ABCPCC: E dentre os animais? Qual estaria no topo da lista - sua e de seu pai?

Emerald Hill e Dark Brown, sem dúvidas. Na fase posterior ao falecimento do meu pai, destacaria a Rafaga Sureña. Mas acredito que aqueles dois foram insuperáveis. Sobre a Emerald Hill, inclusive, mais uma curiosidade. Meu pai tinha o desejo de adquirir uma potranca do Haras Guanabara, por muito admirar a criação dos Seabra. Até que, um dia, lhe ofereceram 3 potrancas da geração 74 do haras. Ele teria de escolher apenas 1 delas.
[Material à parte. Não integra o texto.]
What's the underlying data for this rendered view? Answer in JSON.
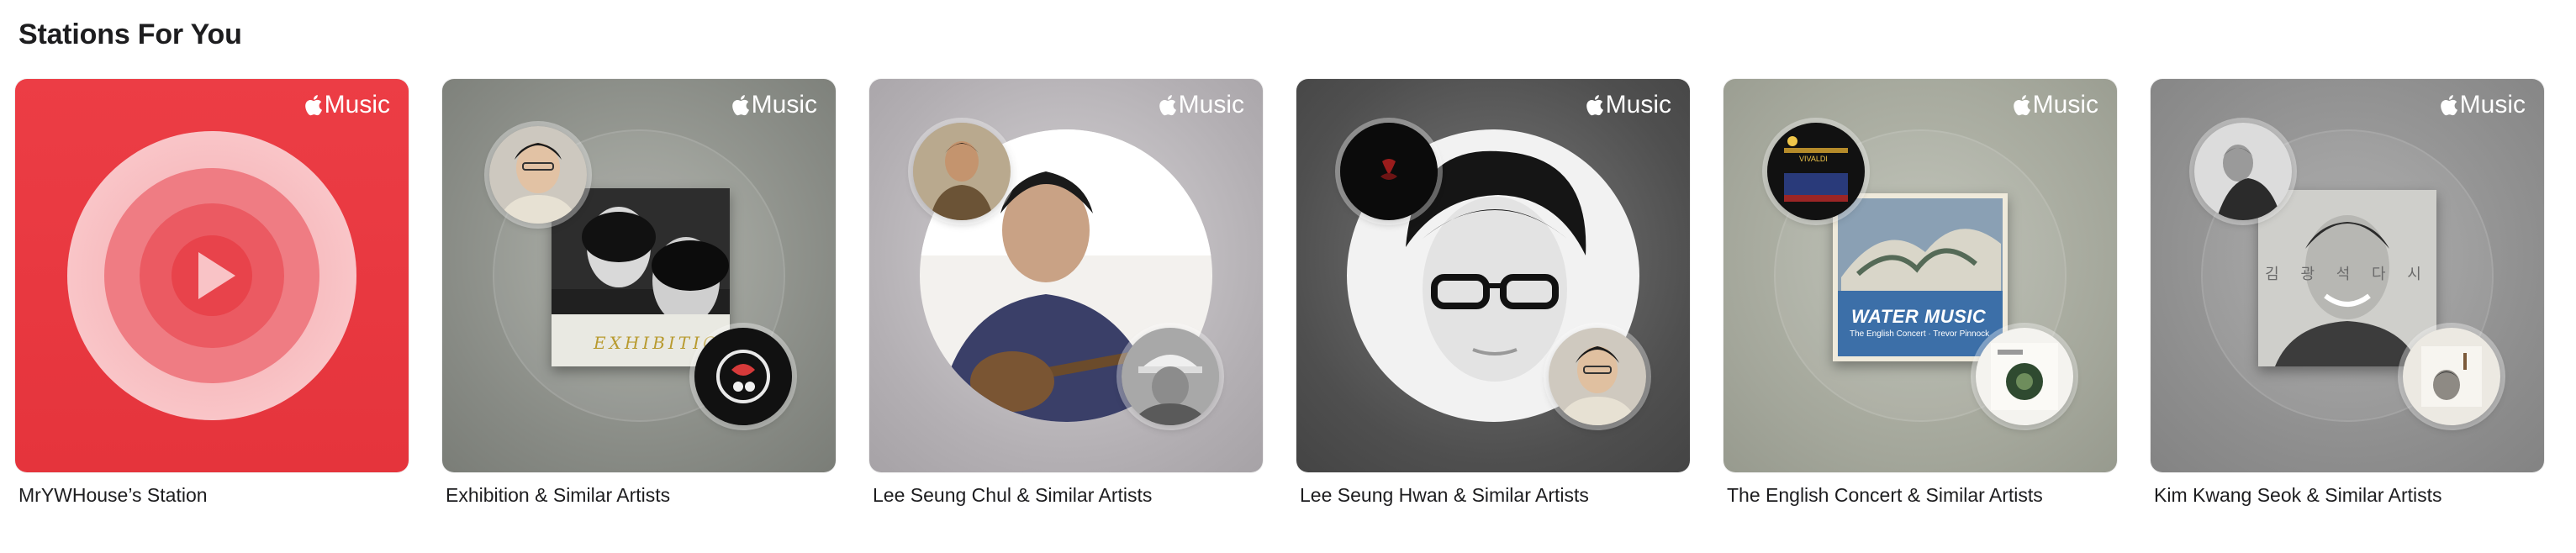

Felizmente selecionou a Emerald Hill.

Beto, Matias e Carmen posam entre Dark Brown (esq.) e Big Lark: dobradinha da criação Rosa do Sul no GP São Paulo de 1980.
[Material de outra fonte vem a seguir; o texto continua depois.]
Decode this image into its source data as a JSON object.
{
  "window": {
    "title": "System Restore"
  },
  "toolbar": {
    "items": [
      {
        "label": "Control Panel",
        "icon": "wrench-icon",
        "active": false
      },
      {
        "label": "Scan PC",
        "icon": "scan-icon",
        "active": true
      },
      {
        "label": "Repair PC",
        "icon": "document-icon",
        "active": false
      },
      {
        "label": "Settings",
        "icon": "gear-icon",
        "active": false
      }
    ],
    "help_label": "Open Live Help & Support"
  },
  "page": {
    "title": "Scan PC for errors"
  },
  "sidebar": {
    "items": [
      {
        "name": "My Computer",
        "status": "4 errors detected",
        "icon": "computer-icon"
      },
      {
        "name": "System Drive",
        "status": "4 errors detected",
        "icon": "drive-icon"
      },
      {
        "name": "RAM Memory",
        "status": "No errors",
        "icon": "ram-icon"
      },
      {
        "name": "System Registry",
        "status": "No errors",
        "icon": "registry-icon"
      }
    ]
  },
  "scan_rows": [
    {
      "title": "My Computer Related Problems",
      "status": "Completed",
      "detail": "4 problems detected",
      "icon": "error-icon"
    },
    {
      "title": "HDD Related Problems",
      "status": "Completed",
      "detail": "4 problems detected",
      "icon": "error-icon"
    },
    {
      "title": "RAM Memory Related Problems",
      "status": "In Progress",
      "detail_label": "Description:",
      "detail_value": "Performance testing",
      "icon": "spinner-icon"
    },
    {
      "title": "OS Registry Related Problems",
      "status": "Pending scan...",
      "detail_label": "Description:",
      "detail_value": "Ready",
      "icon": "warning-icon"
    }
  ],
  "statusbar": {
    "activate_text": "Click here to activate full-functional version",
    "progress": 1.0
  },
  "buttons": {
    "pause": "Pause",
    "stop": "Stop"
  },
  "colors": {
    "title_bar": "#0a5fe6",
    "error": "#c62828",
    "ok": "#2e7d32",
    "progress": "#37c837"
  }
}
Imagem: Revista Turfe & Fomento

Muito embora esses estejam acima dos demais, na minha opinião, houve muitos outros que me deixaram excelentes recordações. O Soberbo, por exemplo. Um filho do Restless Jet, de criação do Rosa do Sul e propriedade do Stud Malabo – que foi uma parceria minha com o João Geraldo Bordon, do Haras Larissa. Ele correu 6 vezes, vencendo as 6. Na última, ganhou a Taça de Prata, em recorde, da distância e da prova, para cima do Hilo, um Jade Hill, que, por sua vez, era filho do Tumble Lark na própria Emerald Hill. Quem corria brigando com o Soberbo, àquele dia, para se ter uma ideia da qualidade do páreo, era o Romarin, que finalizou fora do marcador. Infelizmente, por um problema de tendão, o Soberbo teve um fim precoce de campanha. Outro 2 anos formidável foi o Equation, que despontou vencendo o GP Turfe Paranaense, uma penca, e manteve sucesso até a milha, distância na qual fez segundo para o New Attack na Taça de Prata e derrotou o mesmo New Attack no GP Ipiranga. Venceu 6 em 8.

Eu também não poderia deixar de mencionar a Damping Wave. Ela ficou muito próxima de vencer as duas tríplices coroas, em São Paulo e no Rio de Janeiro – fato que, até hoje, jamais ocorreu. Em ambas, faltaram-lhe apenas os Grandes Prêmios Diana, sendo que nesse páreo, em São Paulo, ela perdeu uma corrida sem nome para a Bela Reca. Viria a vencer, ainda, o GP OSAF e exportada para Argentina também foi ganhadora clássica por lá.